Fuck Jersey, the house im in is so baller but this state just cannot win.
I think I just saw the silver monkey from legends of the hidden temple sitting out in someone's trash
GO. BACK. NOW.
Are we still dressing up as garden gnomes for halloween?
No. I would like to get laid again before I graduate.
We all have a cross to bear. Yours just happens to be attracting gay men.
Okay! I've got my sketchbook, my purse, my coat, and a knife hidden in my cleavage. I'm ready for to meet my blind date~
She was kinda cute. So long as you don't mind neck tattoos and bad life choices.
He changed his profile picture to him as a baby. Definitely a turn off. This will help in my "don't-be-a-slut-endeavors"
Friends don't brand friends with cigars. It's not how it works.
And when I feel bad about myself I go to the library and suck my pen over an open book, counting the seconds until a guy sits across from me and tries to get my attention
What the hell happened to my hand?
Well, you got in a fight with a cabbie while jaywalking, but we got you to walk away. The problem was 80 blocks away, when you punched a parked taxi for "running you over".

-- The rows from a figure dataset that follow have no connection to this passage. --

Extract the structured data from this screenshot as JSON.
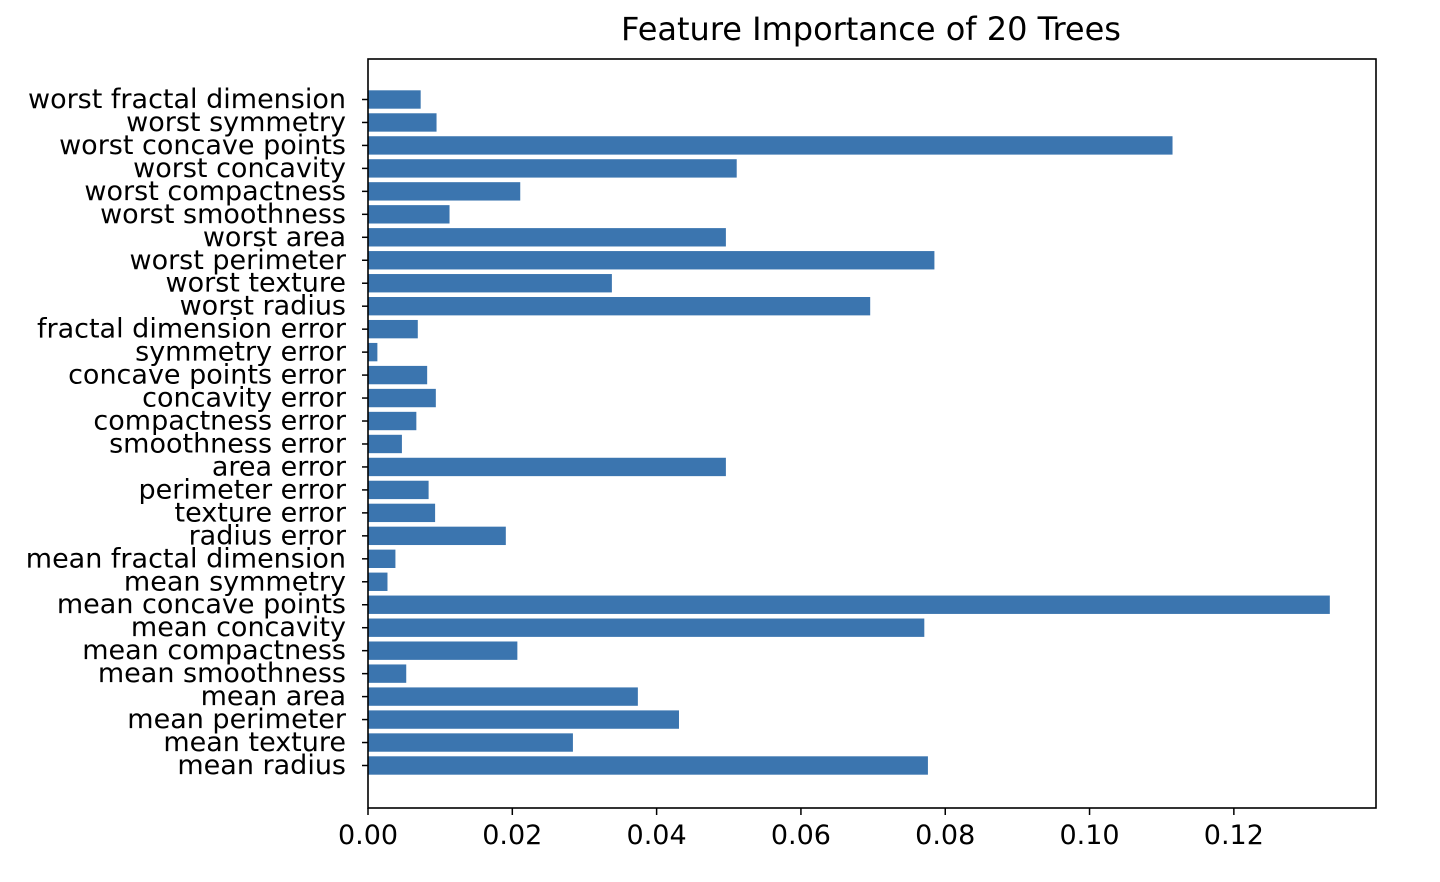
{
  "chart_data": {
    "type": "bar",
    "orientation": "horizontal",
    "title": "Feature Importance of 20 Trees",
    "xlabel": "",
    "ylabel": "",
    "xlim": [
      0,
      0.1397
    ],
    "xticks": [
      "0.00",
      "0.02",
      "0.04",
      "0.06",
      "0.08",
      "0.10",
      "0.12"
    ],
    "xtick_values": [
      0,
      0.02,
      0.04,
      0.06,
      0.08,
      0.1,
      0.12
    ],
    "grid": false,
    "bar_color": "#3b75af",
    "categories": [
      "mean radius",
      "mean texture",
      "mean perimeter",
      "mean area",
      "mean smoothness",
      "mean compactness",
      "mean concavity",
      "mean concave points",
      "mean symmetry",
      "mean fractal dimension",
      "radius error",
      "texture error",
      "perimeter error",
      "area error",
      "smoothness error",
      "compactness error",
      "concavity error",
      "concave points error",
      "symmetry error",
      "fractal dimension error",
      "worst radius",
      "worst texture",
      "worst perimeter",
      "worst area",
      "worst smoothness",
      "worst compactness",
      "worst concavity",
      "worst concave points",
      "worst symmetry",
      "worst fractal dimension"
    ],
    "values": [
      0.0776,
      0.0284,
      0.0431,
      0.0374,
      0.0053,
      0.0207,
      0.0771,
      0.1333,
      0.0027,
      0.0038,
      0.0191,
      0.0093,
      0.0084,
      0.0496,
      0.0047,
      0.0067,
      0.0094,
      0.0082,
      0.0013,
      0.0069,
      0.0696,
      0.0338,
      0.0785,
      0.0496,
      0.0113,
      0.0211,
      0.0511,
      0.1115,
      0.0095,
      0.0073
    ]
  }
}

You wear a dinosaur suit one time and everyone thinks you're a furry. Fucking hell, man.
Yeah well I just had an orgasm on my bathroom floor so there's a first for everything I guess
there is partying, then there is whatever we did last night.
I'm not going out, it's sweat pants and gallon vodka night at my place and I'm the only one on the guest list.
This is because you lost at fooseball isn't it?
Lmao. K I'll be 100% honest. I was over at your place like 12 hours ago with your roommate. If I hadn't of been there then I'd take you up on your booty call offer. So. If you're not creeped out another time please?